Economic reformers have argued, however, that the fault has been with the implementation of policy by successive Zambian governments.
SHIFTING THE GOALPOSTS
According to official government figures, Zambia's external debt is pegged at US $6.5 billion, but about US $3.8 billion would be written off once completion point was reached.
Achieving that goal has been far from straightforward for Zambia. After it became a HIPC member in 2000, the country was granted a Poverty Reduction Growth Facility (PRGF), a concessional facility which prolonged the repayment of international debts at low interest rates.
The PRGF expired two years later and the government pushed for another PRGF but it failed to access the facility twice in July and December 2003 because of the budget over-run. The IMF and the World Bank ordered Zambia to reign in spending and to put in place sound macro-economic management system if it were to access another PRGF.

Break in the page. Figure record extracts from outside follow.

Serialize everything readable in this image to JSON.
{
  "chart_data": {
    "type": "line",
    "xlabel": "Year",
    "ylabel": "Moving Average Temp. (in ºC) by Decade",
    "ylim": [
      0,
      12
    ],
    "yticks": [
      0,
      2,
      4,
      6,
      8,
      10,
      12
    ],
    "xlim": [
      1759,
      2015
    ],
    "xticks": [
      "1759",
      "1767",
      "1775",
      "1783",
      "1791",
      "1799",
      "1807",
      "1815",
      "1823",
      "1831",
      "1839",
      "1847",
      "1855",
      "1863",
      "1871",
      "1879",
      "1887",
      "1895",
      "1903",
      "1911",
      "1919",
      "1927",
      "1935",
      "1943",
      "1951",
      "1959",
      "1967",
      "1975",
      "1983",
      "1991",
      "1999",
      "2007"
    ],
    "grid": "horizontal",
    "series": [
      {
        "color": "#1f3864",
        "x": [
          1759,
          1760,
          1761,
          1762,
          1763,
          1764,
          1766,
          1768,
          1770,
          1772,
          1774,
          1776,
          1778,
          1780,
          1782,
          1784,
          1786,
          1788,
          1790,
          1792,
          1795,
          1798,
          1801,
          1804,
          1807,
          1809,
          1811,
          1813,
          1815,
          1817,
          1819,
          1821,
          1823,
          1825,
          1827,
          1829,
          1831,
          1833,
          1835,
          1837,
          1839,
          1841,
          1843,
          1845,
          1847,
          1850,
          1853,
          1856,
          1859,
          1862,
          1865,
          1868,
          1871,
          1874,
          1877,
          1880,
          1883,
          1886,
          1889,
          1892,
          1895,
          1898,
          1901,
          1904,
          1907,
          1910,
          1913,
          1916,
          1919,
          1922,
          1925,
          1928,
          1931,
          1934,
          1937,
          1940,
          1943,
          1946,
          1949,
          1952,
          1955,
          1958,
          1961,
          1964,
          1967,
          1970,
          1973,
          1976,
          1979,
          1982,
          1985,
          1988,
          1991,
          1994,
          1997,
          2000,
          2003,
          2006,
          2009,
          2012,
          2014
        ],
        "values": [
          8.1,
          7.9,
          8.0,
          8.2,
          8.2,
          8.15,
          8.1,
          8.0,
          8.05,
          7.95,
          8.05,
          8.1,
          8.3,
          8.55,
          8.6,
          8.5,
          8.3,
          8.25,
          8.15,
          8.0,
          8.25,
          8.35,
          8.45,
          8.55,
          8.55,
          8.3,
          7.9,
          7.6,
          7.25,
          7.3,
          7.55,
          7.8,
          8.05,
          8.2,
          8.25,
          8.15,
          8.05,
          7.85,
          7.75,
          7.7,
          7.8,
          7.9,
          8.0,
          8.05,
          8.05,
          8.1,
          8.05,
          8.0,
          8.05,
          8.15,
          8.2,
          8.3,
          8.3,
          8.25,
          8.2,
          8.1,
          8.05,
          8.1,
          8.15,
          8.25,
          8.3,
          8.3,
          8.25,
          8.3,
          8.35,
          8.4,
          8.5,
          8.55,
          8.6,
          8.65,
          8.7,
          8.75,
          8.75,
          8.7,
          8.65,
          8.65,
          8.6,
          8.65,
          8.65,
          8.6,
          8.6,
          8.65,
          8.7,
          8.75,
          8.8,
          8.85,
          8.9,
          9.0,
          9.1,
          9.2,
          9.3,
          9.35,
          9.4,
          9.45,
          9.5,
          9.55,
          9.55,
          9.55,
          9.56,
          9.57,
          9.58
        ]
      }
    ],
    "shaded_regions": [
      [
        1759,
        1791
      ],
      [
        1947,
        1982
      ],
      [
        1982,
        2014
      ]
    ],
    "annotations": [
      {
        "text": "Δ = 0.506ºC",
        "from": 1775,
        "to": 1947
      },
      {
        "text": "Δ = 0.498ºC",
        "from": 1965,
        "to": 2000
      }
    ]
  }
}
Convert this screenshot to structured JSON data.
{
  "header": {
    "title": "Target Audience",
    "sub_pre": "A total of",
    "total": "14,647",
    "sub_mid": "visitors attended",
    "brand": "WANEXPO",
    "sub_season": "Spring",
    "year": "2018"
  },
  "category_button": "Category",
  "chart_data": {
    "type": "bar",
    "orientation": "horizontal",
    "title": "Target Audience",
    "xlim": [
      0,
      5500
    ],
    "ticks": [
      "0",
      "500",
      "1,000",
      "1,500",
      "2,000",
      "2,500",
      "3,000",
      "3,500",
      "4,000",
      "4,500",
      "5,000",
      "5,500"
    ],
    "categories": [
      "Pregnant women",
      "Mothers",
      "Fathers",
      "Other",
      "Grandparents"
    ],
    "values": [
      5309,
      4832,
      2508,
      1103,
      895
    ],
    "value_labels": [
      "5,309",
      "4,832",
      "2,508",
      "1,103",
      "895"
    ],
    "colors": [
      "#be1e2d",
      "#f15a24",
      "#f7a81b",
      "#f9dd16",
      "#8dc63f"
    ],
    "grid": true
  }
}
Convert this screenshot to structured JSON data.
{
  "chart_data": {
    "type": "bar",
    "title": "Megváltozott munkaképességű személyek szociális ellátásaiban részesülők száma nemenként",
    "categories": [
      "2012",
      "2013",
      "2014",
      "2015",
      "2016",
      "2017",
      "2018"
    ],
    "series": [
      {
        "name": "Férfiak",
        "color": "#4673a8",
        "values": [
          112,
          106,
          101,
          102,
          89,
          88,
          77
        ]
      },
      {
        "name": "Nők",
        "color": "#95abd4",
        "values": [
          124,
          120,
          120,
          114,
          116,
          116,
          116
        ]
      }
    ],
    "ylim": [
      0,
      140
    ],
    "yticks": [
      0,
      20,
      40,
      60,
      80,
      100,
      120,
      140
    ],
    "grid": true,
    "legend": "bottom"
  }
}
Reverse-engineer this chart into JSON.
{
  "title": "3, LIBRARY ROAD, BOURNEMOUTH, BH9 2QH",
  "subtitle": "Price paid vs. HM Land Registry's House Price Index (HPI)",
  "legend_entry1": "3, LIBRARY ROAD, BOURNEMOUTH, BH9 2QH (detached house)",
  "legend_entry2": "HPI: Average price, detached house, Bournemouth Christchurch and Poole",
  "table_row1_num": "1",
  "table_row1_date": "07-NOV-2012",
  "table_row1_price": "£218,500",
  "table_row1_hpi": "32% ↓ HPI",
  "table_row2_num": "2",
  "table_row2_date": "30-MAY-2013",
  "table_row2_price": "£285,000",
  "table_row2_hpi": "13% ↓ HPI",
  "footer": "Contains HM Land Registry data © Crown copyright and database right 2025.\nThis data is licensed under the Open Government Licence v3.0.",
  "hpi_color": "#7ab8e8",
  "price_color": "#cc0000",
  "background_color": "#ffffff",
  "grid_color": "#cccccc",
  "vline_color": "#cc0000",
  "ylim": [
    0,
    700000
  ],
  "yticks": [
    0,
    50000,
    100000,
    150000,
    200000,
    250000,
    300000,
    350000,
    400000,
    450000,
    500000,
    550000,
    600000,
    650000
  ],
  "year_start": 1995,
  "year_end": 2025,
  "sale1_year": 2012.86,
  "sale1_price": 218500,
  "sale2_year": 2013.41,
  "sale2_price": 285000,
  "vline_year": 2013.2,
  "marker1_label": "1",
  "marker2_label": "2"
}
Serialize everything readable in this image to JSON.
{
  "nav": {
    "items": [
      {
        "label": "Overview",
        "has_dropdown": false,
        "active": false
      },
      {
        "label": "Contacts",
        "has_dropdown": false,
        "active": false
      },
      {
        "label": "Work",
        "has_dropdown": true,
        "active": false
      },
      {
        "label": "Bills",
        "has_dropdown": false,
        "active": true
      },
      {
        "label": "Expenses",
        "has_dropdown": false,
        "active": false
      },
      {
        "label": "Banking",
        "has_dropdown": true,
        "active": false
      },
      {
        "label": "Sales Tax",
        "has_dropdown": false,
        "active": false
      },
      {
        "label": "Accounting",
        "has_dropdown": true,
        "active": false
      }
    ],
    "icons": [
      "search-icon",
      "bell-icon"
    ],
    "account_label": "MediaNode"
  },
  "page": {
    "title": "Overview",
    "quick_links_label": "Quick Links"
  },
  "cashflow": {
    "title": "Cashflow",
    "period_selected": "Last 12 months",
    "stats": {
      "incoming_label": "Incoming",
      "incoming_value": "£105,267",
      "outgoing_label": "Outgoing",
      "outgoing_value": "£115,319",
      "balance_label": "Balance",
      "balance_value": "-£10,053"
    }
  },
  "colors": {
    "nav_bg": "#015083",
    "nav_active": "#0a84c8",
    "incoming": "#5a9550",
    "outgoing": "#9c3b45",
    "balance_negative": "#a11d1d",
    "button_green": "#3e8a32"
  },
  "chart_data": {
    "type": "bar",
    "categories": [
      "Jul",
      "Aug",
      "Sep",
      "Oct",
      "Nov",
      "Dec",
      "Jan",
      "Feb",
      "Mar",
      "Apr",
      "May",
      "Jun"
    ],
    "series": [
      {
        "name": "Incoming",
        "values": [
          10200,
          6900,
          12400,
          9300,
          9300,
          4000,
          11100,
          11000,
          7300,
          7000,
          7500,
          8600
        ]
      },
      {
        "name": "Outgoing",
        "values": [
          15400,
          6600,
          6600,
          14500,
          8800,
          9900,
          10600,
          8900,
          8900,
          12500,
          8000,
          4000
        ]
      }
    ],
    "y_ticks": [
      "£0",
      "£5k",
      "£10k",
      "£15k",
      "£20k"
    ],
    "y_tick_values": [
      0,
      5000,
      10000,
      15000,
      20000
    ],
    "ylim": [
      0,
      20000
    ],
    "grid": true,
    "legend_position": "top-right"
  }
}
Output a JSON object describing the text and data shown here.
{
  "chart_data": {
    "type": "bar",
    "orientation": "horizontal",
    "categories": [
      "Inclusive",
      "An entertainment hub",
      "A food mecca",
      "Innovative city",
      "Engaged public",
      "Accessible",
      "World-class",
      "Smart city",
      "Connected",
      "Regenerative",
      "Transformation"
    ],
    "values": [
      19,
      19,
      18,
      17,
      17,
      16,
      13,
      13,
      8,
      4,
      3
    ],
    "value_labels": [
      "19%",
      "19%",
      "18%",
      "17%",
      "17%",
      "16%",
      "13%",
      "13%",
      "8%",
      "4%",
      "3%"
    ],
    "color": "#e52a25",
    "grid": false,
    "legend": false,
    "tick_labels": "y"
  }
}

The two international lending institutions put the country on their staff monitored programme which paved the way for them to monitor Zambia's economic performance and its spending pattern before they could grant it another PRGF.
Zambia initially was on course to reach the HIPC completion point by the end of December 2004. But the IMF and the World Bank now say Zambia needs to fulfil a total of 15 benchmarks, with qualification tentatively expected in the first quarter of 2005.
Meanwhile, observers have argued that the implementation of the economic policies prescribed by the IMF and WB, were "unrealistic" and would exacerbate widespread poverty.
One local organisation in 2003 estimated that job losses resulting from the privatisation of Zambia Consolidated Copper Mines meant up to 45 percent of people in Copperbelt province could no longer afford to take their children to the doctor because of user fees.
One of the major concerns was that government spending cuts were affecting the ability of the state to provide resources for tackling the AIDS pandemic. Around 16 percent of Zambians between 15 and 49 years old are estimated to be infected with HIV, and 150,000 children carry the virus.
"The government is well aware of the difficulties experienced by the population but is of utmost importance that we achieve the HIPC completion point. We have already seen the benefits of our fiscal discipline as the economy has stabilised over the past year. Sooner or later, people, including our critics, will realise the advantages of the debt relief," director of planning and economic management in the finance ministry, James Mulungushi, told IRIN.
In response, Muweme Muweme of the Jesuit Centre for Theological Reflection, noted: "While we can understand the importance of attaining the HIPC completion point, we should not lose sight of our present predicament. We are poor and really cannot afford to sacrifice education or healthcare. Any further cuts will surely see the collapse of essential services."
Mwanawasa has proven to be a reluctant partner in implementing certain IMF and WB requirements. Although the government initially agreed to privatise Zambia's state electricity company (ZESCO) and state bank (ZNCB), it backtracked after large-scale public resistance.
Instead, it has moved to commercialise ZESCO and, according to a senior official at the finance ministry, negotiations were underway with the preferred bidder for the sale of 49 percent shares in ZNBC.